The younger brother of Angels prospect Sean O'Sullivan, Valhalla High (El Cajon) righthander Ryan O'Sullivan, got the start for the Red team against Wilson High (Long Beach) righthander Ray Hanson, and O'Sullivan showed quickly that he's capable of living up to his name. Sean was a third-round draft-and-follow of Los Angeles in 2005 and now ranks among the top prospects in one of baseball's best systems, and while Ryan has a slimmer, more athletic frame and a different tool set, he too has interesting upside.
 
O'Sullivan set down one of the country's toolsiest players in Aaron Hicks--Hanson's teammate on Wilson High's national champion club this spring--on strikes, but two pitches later surrendered the game's only home run--a solo shot to straightaway center field by Ricky Oropesa.

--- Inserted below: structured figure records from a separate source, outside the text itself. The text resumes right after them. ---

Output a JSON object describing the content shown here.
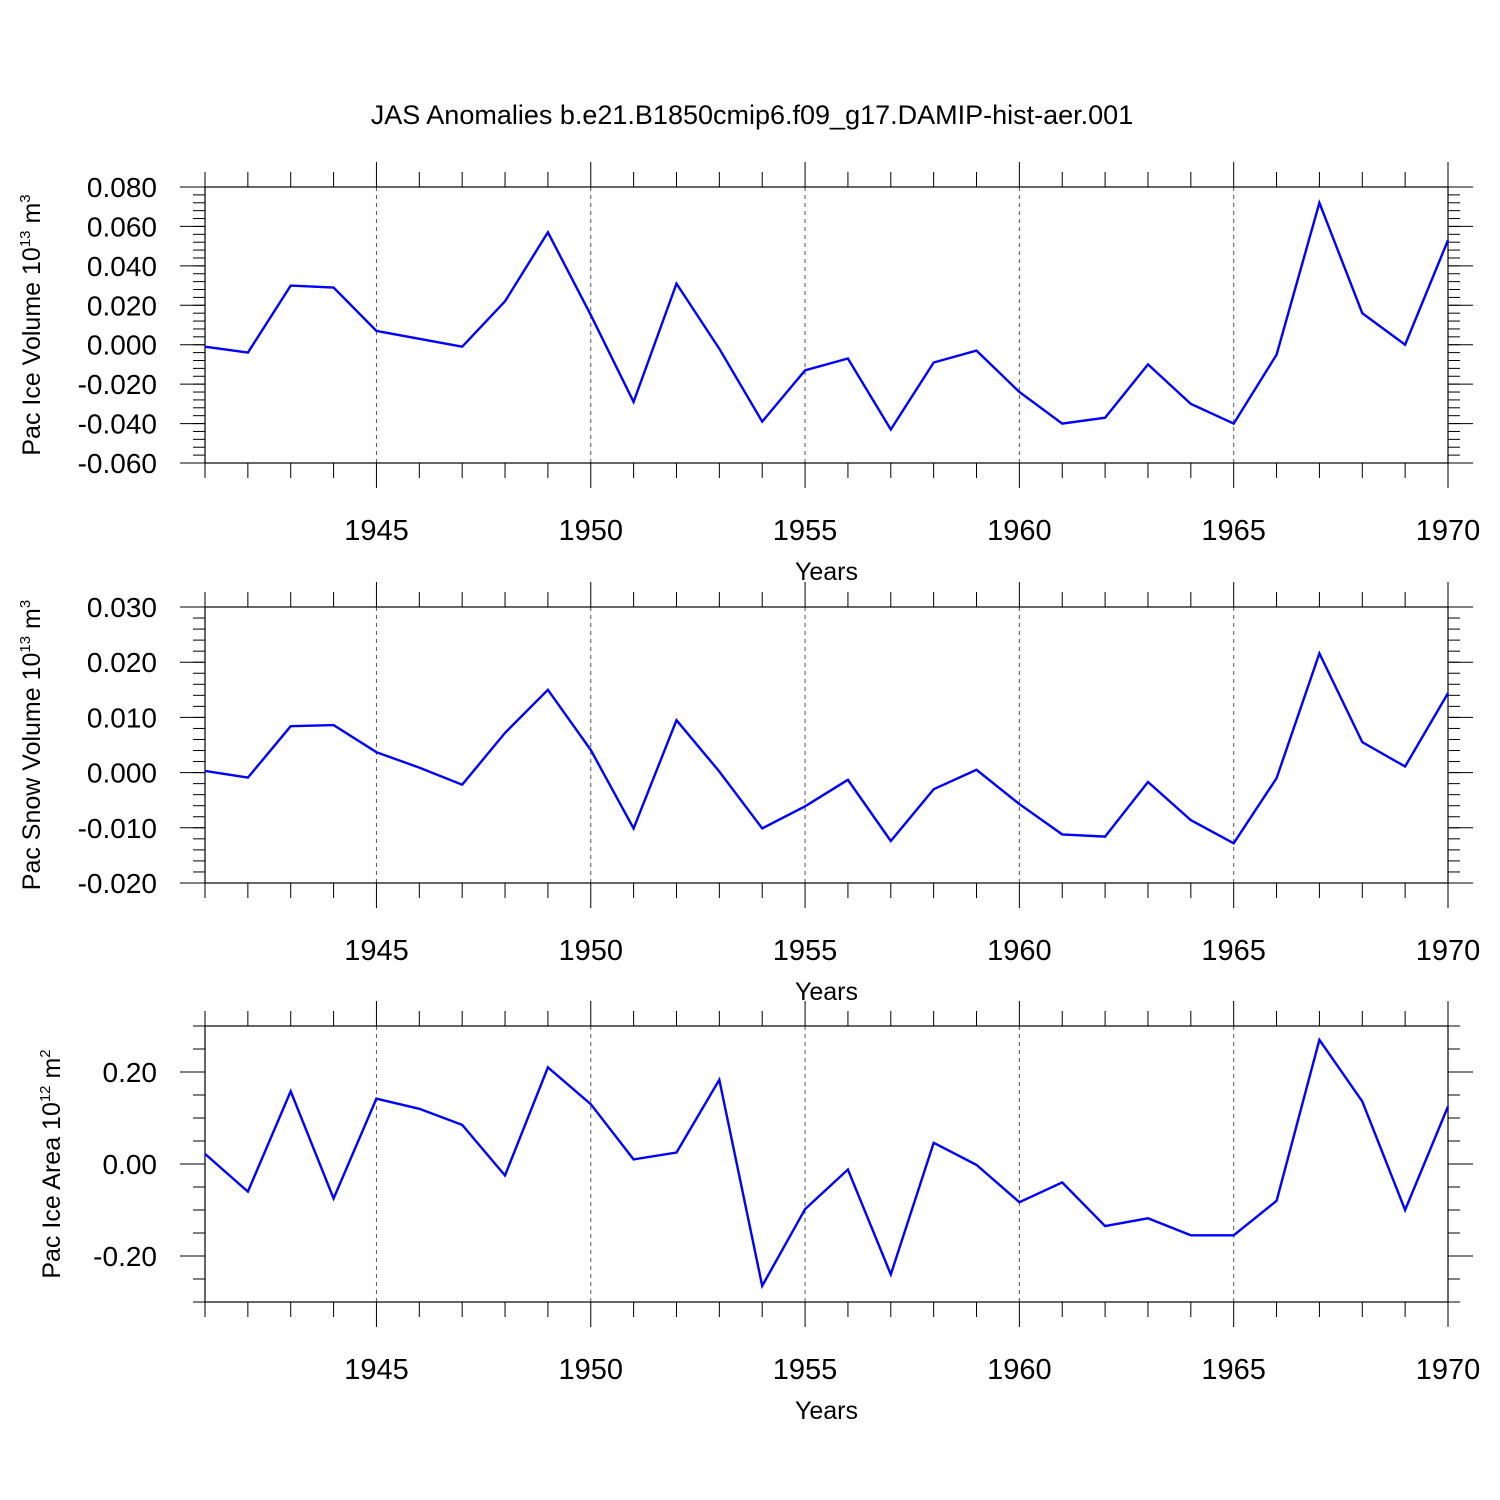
{
  "title": "JAS Anomalies b.e21.B1850cmip6.f09_g17.DAMIP-hist-aer.001",
  "line_color": "#0000ff",
  "chart_data": [
    {
      "type": "line",
      "ylabel": {
        "pre": "Pac Ice Volume 10",
        "exp": "13",
        "mid": " m",
        "unit_exp": "3"
      },
      "xlabel": "Years",
      "xlim": [
        1941,
        1970
      ],
      "ylim": [
        -0.06,
        0.08
      ],
      "ymajor": [
        -0.06,
        -0.04,
        -0.02,
        0.0,
        0.02,
        0.04,
        0.06,
        0.08
      ],
      "ytick_labels": [
        "-0.060",
        "-0.040",
        "-0.020",
        "0.000",
        "0.020",
        "0.040",
        "0.060",
        "0.080"
      ],
      "yminor_step": 0.004,
      "xticks": [
        1945,
        1950,
        1955,
        1960,
        1965,
        1970
      ],
      "xtick_labels": [
        "1945",
        "1950",
        "1955",
        "1960",
        "1965",
        "1970"
      ],
      "grid": "vertical dashed at major x ticks",
      "x": [
        1941,
        1942,
        1943,
        1944,
        1945,
        1946,
        1947,
        1948,
        1949,
        1950,
        1951,
        1952,
        1953,
        1954,
        1955,
        1956,
        1957,
        1958,
        1959,
        1960,
        1961,
        1962,
        1963,
        1964,
        1965,
        1966,
        1967,
        1968,
        1969,
        1970
      ],
      "y": [
        -0.001,
        -0.004,
        0.03,
        0.029,
        0.007,
        0.003,
        -0.001,
        0.022,
        0.057,
        0.015,
        -0.029,
        0.031,
        -0.002,
        -0.039,
        -0.013,
        -0.007,
        -0.043,
        -0.009,
        -0.003,
        -0.024,
        -0.04,
        -0.037,
        -0.01,
        -0.03,
        -0.04,
        -0.005,
        0.072,
        0.016,
        0.0,
        0.053
      ]
    },
    {
      "type": "line",
      "ylabel": {
        "pre": "Pac Snow Volume 10",
        "exp": "13",
        "mid": " m",
        "unit_exp": "3"
      },
      "xlabel": "Years",
      "xlim": [
        1941,
        1970
      ],
      "ylim": [
        -0.02,
        0.03
      ],
      "ymajor": [
        -0.02,
        -0.01,
        0.0,
        0.01,
        0.02,
        0.03
      ],
      "ytick_labels": [
        "-0.020",
        "-0.010",
        "0.000",
        "0.010",
        "0.020",
        "0.030"
      ],
      "yminor_step": 0.002,
      "xticks": [
        1945,
        1950,
        1955,
        1960,
        1965,
        1970
      ],
      "xtick_labels": [
        "1945",
        "1950",
        "1955",
        "1960",
        "1965",
        "1970"
      ],
      "grid": "vertical dashed at major x ticks",
      "x": [
        1941,
        1942,
        1943,
        1944,
        1945,
        1946,
        1947,
        1948,
        1949,
        1950,
        1951,
        1952,
        1953,
        1954,
        1955,
        1956,
        1957,
        1958,
        1959,
        1960,
        1961,
        1962,
        1963,
        1964,
        1965,
        1966,
        1967,
        1968,
        1969,
        1970
      ],
      "y": [
        0.0003,
        -0.0009,
        0.0084,
        0.0086,
        0.0037,
        0.0009,
        -0.0022,
        0.0072,
        0.015,
        0.0041,
        -0.0101,
        0.0095,
        0.0002,
        -0.0101,
        -0.0061,
        -0.0013,
        -0.0124,
        -0.003,
        0.0005,
        -0.0057,
        -0.0112,
        -0.0116,
        -0.0017,
        -0.0086,
        -0.0128,
        -0.001,
        0.0216,
        0.0055,
        0.0011,
        0.0144
      ]
    },
    {
      "type": "line",
      "ylabel": {
        "pre": "Pac Ice Area 10",
        "exp": "12",
        "mid": " m",
        "unit_exp": "2"
      },
      "xlabel": "Years",
      "xlim": [
        1941,
        1970
      ],
      "ylim": [
        -0.3,
        0.3
      ],
      "ymajor": [
        -0.2,
        0.0,
        0.2
      ],
      "ytick_labels": [
        "-0.20",
        "0.00",
        "0.20"
      ],
      "yminor_step": 0.05,
      "xticks": [
        1945,
        1950,
        1955,
        1960,
        1965,
        1970
      ],
      "xtick_labels": [
        "1945",
        "1950",
        "1955",
        "1960",
        "1965",
        "1970"
      ],
      "grid": "vertical dashed at major x ticks",
      "x": [
        1941,
        1942,
        1943,
        1944,
        1945,
        1946,
        1947,
        1948,
        1949,
        1950,
        1951,
        1952,
        1953,
        1954,
        1955,
        1956,
        1957,
        1958,
        1959,
        1960,
        1961,
        1962,
        1963,
        1964,
        1965,
        1966,
        1967,
        1968,
        1969,
        1970
      ],
      "y": [
        0.022,
        -0.06,
        0.158,
        -0.075,
        0.142,
        0.12,
        0.085,
        -0.025,
        0.21,
        0.13,
        0.01,
        0.025,
        0.183,
        -0.265,
        -0.098,
        -0.012,
        -0.24,
        0.046,
        -0.002,
        -0.083,
        -0.04,
        -0.135,
        -0.118,
        -0.155,
        -0.155,
        -0.08,
        0.27,
        0.136,
        -0.1,
        0.125
      ]
    }
  ]
}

Oropesa, one of a handful of potential high picks in the rising senior class from the Inland Empire, is a lean athlete with plus bat speed from Rancho Cucamonga High. His plate discipline and swing mechanics need refinement, but he showed bat speed and ability to keep his hands and weight back when he served O'Sullivan's one-strike changeup off the batter's eye. He worked out at first base during infield practice, but has the foot speed and arm strength for either corner outfield position, and could perhaps handle third base as well.

While Hicks didn't have his best day at the plate, he climbed atop the mound and showed his versatility, pitching near 90 mph with an 81 mph hammer breaking ball.

Fallbrook High's Clark Murphy doesn't have the athleticism Hicks possesses, but he showed one of the better approaches among the hitters in attendance, singling to left field off Hicks in a showdown between two early Aflac all-American selections from this year.

Urban Outfitters

Mike Tonkin (Palmdale High), Matt Lollis (Rubidoux High) and Jake Thompson (Wilson High, Long Beach) were the top three righthanders in attendance, and Jonathan Pettibone (Esperanza High, Anaheim) also showed well. Lollis has feel for three pitches. His fastball topped out at 91 mph and he showed a willingness to throw his 75-76 mph curveball and 78 mph changeup in any count. Tonkin's low-90s fastball has sink and life, while Thompson creates good downhill plane on his stuff, and was up to 92. He transferred high schools entering 2007, and was forced to pitch for Wilson High's junior varsity team this past spring.

• Lefty Mike Montgomery of Hart High (Newhall, Calif.), might have had the most impressive outing of the event. The projectable, 6-foot-4 lefthander pitched at 88 mph with a heavy fastball that had armside run. He lacks feel for his 80 mph changeup and 69 mph curveball, but both pitches have good action despite his inability to spot them.

Jake Marisnick made hard contact against Thompson, and was one of four rising juniors in attendance. An outfielder from Poly High in Riverside, Marisnick ranked as the No. 1 prospect at this year's Phil Nevin National Classic as a sophomore, and because of his bat speed and plus run tool, has potential to be a high pick in 2009.

• Along with Hicks, Isaac Galloway (Los Osos High, Rancho Cucamonga) has showed five-tool potential, although he was unable to attend this event because of school obligations. He's scheduled to appear at this weekend's Perfect Game National Showcase in Cincinnati and has been named to the Aflac Classic as well.